Robert and I went to a salmon hatchery recently to watch the salmon jumping the fish ladders on their way to spawn.  To refresh your high school biology lessons; salmon start their lives in freshwater, move to the saltwater of the sea, and then return home to the freshwater to lay their eggs and start the next generation off.  To get back to their birthplace the salmon must swim upstream and battle the elements going against the flow of natural water ways.  At salmon hatcheries, fish ladders are set up imitate the upstream battle.  To quote Wikipedia, “Most fishways enable fish to pass around the barriers by swimming and leaping up a series of relatively low steps (hence the term ladder) into the waters on the other side.”

Watching the salmon force their way up the ladder and sometimes failing was a challenging lesson for me when thinking about the job market in this economy.  But what showed the salmons’ strength best was their persistence.  These salmon jump and jump and jump, and at best make it up one “relatively low step” at a time slowly, very slowly.  How similar is that to a recent grad (be it high school, college, grad school, etc.) who is on their way to success and showing persistence, even if it’s slow growth at low steps, one by one?

Even if the recent grad feels like their failing since they’re not getting their dream job straight out of school or even 2-5 years later, in the eyes of outsiders their persistence shows they’re never failing.  Instead, they’re moving up their own sort of fish ladder one step at a time and well on their way to their goal!

The economy hasn’t made it easy.  Since finishing graduate school, I have spent what totals to one full year without work, and was on unemployment for five of those months.  I have worked temporary jobs, contract jobs, part-time jobs, seasonal work, and been without insurance most of the time.  My longest job since graduate school was only 14 months so far.  I’m still on the lookout for great internships, even unpaid.
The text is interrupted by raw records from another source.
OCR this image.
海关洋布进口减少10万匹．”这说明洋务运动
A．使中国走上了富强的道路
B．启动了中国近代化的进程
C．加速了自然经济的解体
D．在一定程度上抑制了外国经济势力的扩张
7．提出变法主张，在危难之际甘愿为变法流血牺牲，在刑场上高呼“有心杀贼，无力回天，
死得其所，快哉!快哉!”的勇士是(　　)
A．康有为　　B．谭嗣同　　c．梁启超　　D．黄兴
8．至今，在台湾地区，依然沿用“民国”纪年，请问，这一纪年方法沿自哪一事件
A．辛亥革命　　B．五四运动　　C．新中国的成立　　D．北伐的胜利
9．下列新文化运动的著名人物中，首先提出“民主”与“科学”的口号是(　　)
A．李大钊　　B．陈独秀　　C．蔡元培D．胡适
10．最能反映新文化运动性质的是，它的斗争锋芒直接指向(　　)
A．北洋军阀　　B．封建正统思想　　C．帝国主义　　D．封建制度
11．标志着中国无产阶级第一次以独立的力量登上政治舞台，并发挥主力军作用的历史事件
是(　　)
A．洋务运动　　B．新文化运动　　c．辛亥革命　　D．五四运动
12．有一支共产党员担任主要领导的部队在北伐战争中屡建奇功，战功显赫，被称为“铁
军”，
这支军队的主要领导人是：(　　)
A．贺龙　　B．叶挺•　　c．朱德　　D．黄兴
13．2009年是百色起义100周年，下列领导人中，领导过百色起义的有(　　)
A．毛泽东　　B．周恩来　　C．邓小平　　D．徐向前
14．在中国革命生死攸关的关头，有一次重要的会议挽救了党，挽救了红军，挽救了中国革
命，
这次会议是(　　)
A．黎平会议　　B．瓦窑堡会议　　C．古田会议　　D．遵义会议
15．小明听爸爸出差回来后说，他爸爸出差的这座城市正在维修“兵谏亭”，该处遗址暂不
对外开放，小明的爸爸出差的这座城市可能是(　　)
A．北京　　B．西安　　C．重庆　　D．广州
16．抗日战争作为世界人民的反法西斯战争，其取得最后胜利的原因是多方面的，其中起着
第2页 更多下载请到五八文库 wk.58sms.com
But still I am working or at least trying to work towards my own personal goals.  I am still climbing my own fish ladder slowly but surely.

Two of my favorite bloggers recently detailed all the jobs they have worked and now that one is a therapist and one is a professional financial blogger, the old jobs seem funny.  And yet, each job slowly taught them new skills that led to them meeting their career goals.  Check out their personal career stories and foibles here at  and

To Keep Climbing Your Fish Ladder

  1. Tell everyone you know that you’re looking for work. Use Facebook, email, LinkedIn, etc to stay connected, up to date, and on the lookout.  For example, my mother-in-law connected me with my last job.
  2. Work hard at whatever job you have for that season.
  3. Stay up to date and always be learning.  Your resume and cover letter are only the first step. Put more work into developing yourself than developing papers/email that usually only screeners view.  If you’ve been unemployed for a while or even underemployed take time to develop yourself.  Interviewers want to know how you learned customer service skills at Party City seasonal work, not that you finished every video game in your house.
  4. Watch your bitterness.  It’s okay to complain to friends privately, but those offering jobs don’t want to hear it.  You’re not the only person affected by the economy.  And if they can find bitterness even on your social media outlets, they don’t see a willing, confident, and able worker.
  5. Just keep swimming, just keep swimming as Dory of Finding Nemo would say.  You’re in the fish ladder, keep jumping and swimming and moving forward!